We want to study $v_t + a v_x=0$ using the one-sided, implicit BTFS scheme on $(- \infty, \infty)$.
The scheme is
$$ u_k^n = u_k^{n-1} – R (u_{k+1}^n – u_k^n ) $$
where $R = \dfrac{a \Delta t}{\Delta x} $.
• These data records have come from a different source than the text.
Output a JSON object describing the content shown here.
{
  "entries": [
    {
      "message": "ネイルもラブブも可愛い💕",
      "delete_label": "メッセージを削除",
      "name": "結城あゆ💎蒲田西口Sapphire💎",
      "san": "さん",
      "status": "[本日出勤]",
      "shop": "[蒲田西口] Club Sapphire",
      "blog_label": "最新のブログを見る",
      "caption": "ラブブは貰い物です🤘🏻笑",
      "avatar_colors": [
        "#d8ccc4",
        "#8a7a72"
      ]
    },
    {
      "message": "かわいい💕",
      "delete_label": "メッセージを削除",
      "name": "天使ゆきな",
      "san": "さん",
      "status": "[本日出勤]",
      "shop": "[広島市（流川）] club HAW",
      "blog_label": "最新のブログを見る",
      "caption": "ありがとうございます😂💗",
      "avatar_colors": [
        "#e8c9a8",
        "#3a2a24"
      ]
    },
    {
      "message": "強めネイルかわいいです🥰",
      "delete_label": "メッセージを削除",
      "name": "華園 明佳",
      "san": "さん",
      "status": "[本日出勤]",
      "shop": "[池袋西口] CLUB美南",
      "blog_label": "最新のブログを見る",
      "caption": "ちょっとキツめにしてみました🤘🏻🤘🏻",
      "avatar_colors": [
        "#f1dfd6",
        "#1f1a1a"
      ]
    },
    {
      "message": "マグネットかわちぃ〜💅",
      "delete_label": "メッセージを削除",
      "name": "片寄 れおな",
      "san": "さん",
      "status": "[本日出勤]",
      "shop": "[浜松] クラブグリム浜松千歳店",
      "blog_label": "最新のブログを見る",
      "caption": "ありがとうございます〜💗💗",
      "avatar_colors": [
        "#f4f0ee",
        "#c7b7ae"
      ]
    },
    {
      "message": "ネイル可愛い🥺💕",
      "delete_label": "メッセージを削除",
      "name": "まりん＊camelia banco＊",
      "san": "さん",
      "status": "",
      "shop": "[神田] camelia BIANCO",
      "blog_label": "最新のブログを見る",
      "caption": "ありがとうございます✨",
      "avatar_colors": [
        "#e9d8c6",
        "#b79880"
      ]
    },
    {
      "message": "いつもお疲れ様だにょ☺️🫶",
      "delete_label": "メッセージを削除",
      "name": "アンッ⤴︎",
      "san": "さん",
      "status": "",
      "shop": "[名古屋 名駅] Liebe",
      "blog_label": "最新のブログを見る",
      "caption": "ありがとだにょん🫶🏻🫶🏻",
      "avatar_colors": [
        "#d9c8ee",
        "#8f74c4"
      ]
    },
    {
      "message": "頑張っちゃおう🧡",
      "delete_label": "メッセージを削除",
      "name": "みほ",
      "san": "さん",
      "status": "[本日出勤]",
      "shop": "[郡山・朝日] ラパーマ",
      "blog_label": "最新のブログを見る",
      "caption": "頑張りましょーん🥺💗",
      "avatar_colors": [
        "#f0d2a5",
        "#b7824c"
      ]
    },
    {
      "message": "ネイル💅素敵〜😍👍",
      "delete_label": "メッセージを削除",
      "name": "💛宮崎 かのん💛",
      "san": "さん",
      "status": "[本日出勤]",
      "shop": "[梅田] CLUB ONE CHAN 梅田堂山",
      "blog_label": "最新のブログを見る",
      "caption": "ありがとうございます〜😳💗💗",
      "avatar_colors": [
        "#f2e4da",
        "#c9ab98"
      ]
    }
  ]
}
Applying the discrete fourier transform, we obtain
$$ \hat{u}^{n} = \hat{u}^{n-1} – R e^{i \xi} \hat{u}^n + R \hat{u}^n $$
Thus, we see that
$$ \hat{u}^n ( 1 – R e^{i \xi } + R ) = \hat{u}^{n-1} $$
So, the symbol of the scheme is
$$ \rho( \xi ) = \frac{1}{1 + R – R e^{i \xi} } = \frac{1}{1 + R – R \cos \xi – R i \sin \xi}$$
thus,
$$ |\rho(\xi)|^2 = \frac{1}{(1+R-R\cos \xi )^2 + R^2 \sin^2 \xi } $$
Isn't the above always less than $1$, thus implying scheme is unconditionally stable?
Best Answer
Observe that \begin{align*} (1 + R - R\cos\xi)^2 + R^2\sin^2\xi & = (1+R)^2 - 2R(1+R)\cos\xi + R^2 \\ & = 1 + 2R + 2R^2 - 2R(1+R)\cos\xi \\ & = 1 + 2R(1+R) - 2R(1+R)\cos\xi \\ & = 1 + 2R(1+R)(1- \cos\xi). \end{align*} Since $(1-\cos\xi)\ge 0$ for any $\xi$, we have $|\rho|^2\le 1$ for all $\xi$ as long as $R(1+R)\le 0$, i.e. $-1\le R\le 0$.